By the time Windows Server 2008 R2 came around, “we deprecated FRS and reduced its replication capability to SYSVOL alone,” said Pyle. FRS was only available as an option if administrators “created a new domain with a Windows Server 2003 or Windows 2000 domain functional level.”
Now, as the company gets ready to pull the plug on Windows Server 2003 on July 14, 2015, Microsoft is warning Windows administrators that FRS’ future is similarly bleak.
“Deprecation simply means a product has reached obsolescence, often with a superseding feature,” stated Pyle. “You should stop relying on it to exist in the future, stop expecting functionality changes, and stop expecting non-security bug fixes.”
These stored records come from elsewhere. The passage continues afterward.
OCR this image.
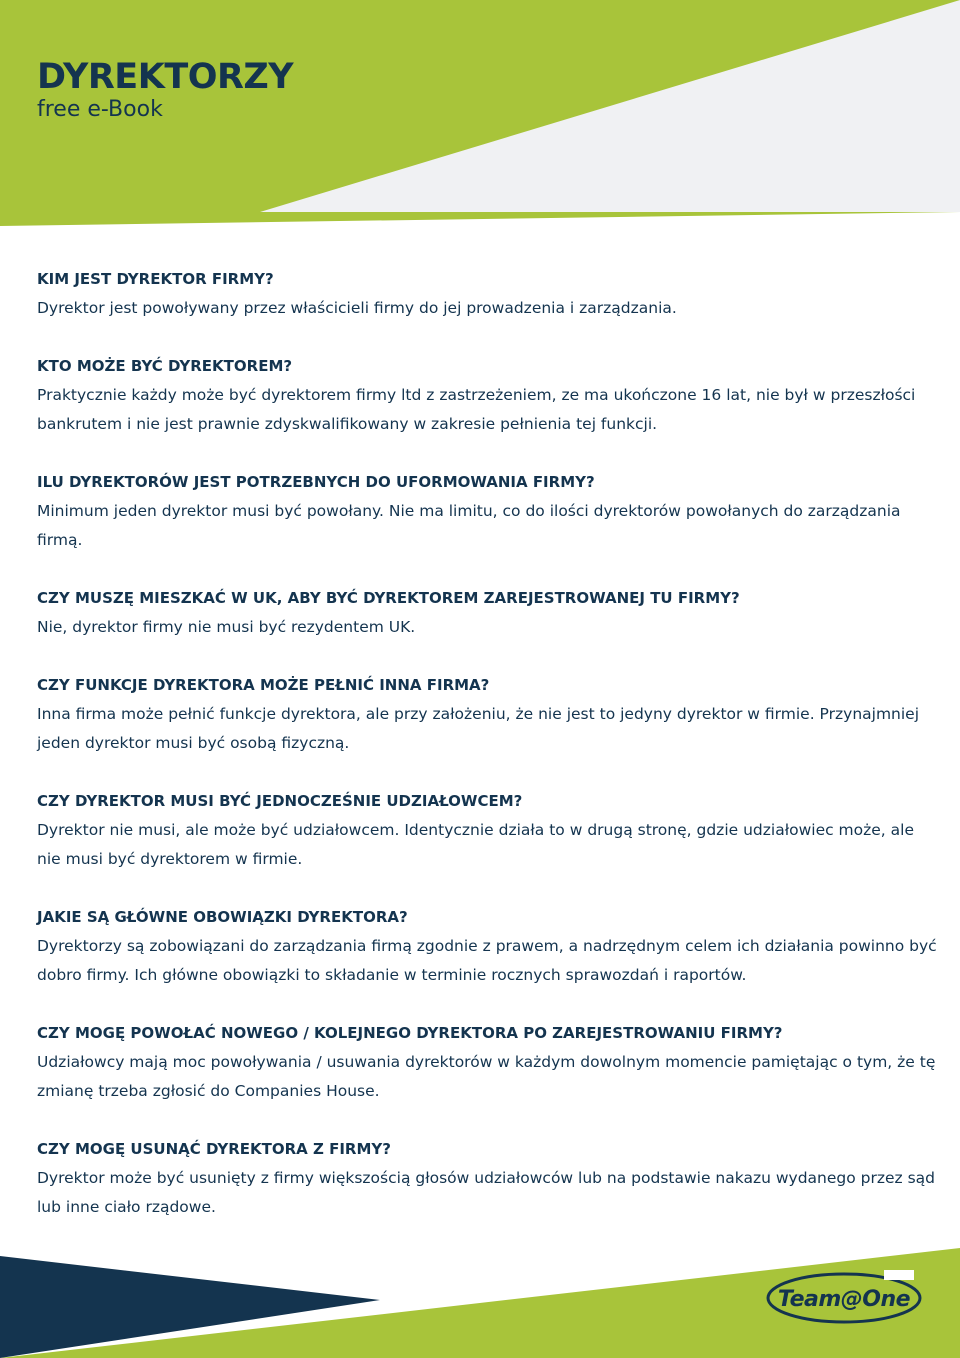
DYREKTORZY
free e-Book
KIM JEST DYREKTOR FIRMY?

Dyrektor jest powoływany przez właścicieli firmy do jej prowadzenia i zarządzania.

KTO MOŻE BYĆ DYREKTOREM?

Praktycznie każdy może być dyrektorem firmy ltd z zastrzeżeniem, ze ma ukończone 16 lat, nie był w przeszłości bankrutem i nie jest prawnie zdyskwalifikowany w zakresie pełnienia tej funkcji.

ILU DYREKTORÓW JEST POTRZEBNYCH DO UFORMOWANIA FIRMY?

Minimum jeden dyrektor musi być powołany. Nie ma limitu, co do ilości dyrektorów powołanych do zarządzania firmą.

CZY MUSZĘ MIESZKAĆ W UK, ABY BYĆ DYREKTOREM ZAREJESTROWANEJ TU FIRMY?

Nie, dyrektor firmy nie musi być rezydentem UK.

CZY FUNKCJE DYREKTORA MOŻE PEŁNIĆ INNA FIRMA?

Inna firma może pełnić funkcje dyrektora, ale przy założeniu, że nie jest to jedyny dyrektor w firmie. Przynajmniej jeden dyrektor musi być osobą fizyczną.

CZY DYREKTOR MUSI BYĆ JEDNOCZEŚNIE UDZIAŁOWCEM?

Dyrektor nie musi, ale może być udziałowcem. Identycznie działa to w drugą stronę, gdzie udziałowiec może, ale nie musi być dyrektorem w firmie.

JAKIE SĄ GŁÓWNE OBOWIĄZKI DYREKTORA?

Dyrektorzy są zobowiązani do zarządzania firmą zgodnie z prawem, a nadrzędnym celem ich działania powinno być dobro firmy. Ich główne obowiązki to składanie w terminie rocznych sprawozdań i raportów.

CZY MOGĘ POWOŁAĆ NOWEGO / KOLEJNEGO DYREKTORA PO ZAREJESTROWANIU FIRMY?

Udziałowcy mają moc powoływania / usuwania dyrektorów w każdym dowolnym momencie pamiętając o tym, że tę zmianę trzeba zgłosić do Companies House.

CZY MOGĘ USUNĄĆ DYREKTORA Z FIRMY?

Dyrektor może być usunięty z firmy większością głosów udziałowców lub na podstawie nakazu wydanego przez sąd lub inne ciało rządowe.

Team@One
After enough of a warning and at least a full OS release, “we reserve the right to remove the feature,” stated Pyle. That’s precisely what Microsoft is doing.
When Windows Server 2003 is put out to pasture, “there will no longer be any technical requirement to keep FRS around,” he said. “All supported OSes will happily replicate SYSVOL with DFSR. Thus ends the legacy.”
FRS binaries will not appear in the next version of Windows Server that the company ships after July 2015, informed Pyle. “You will not be able to promote that OS to be a domain controller in a domain that is still running FRS for SYSVOL, thereby blocking upgrades until you migrate to DFSR.”
Fortunately, the upgrade process from FRS to DFSR is a simple one “that most customers perform in minutes,” he claimed.
“This migration procedure has been around for six years and after all that time, you only need to review one KB article.” Pyle further added that Microsoft’s procedure is “is solid and tested, with no migration bugs found in DFSR itself after Windows Server 2008.”
Pledging to follow up with an outline for a streamlined process, Pyle teased that it is “possible to perform the entire migration with a single command—really!”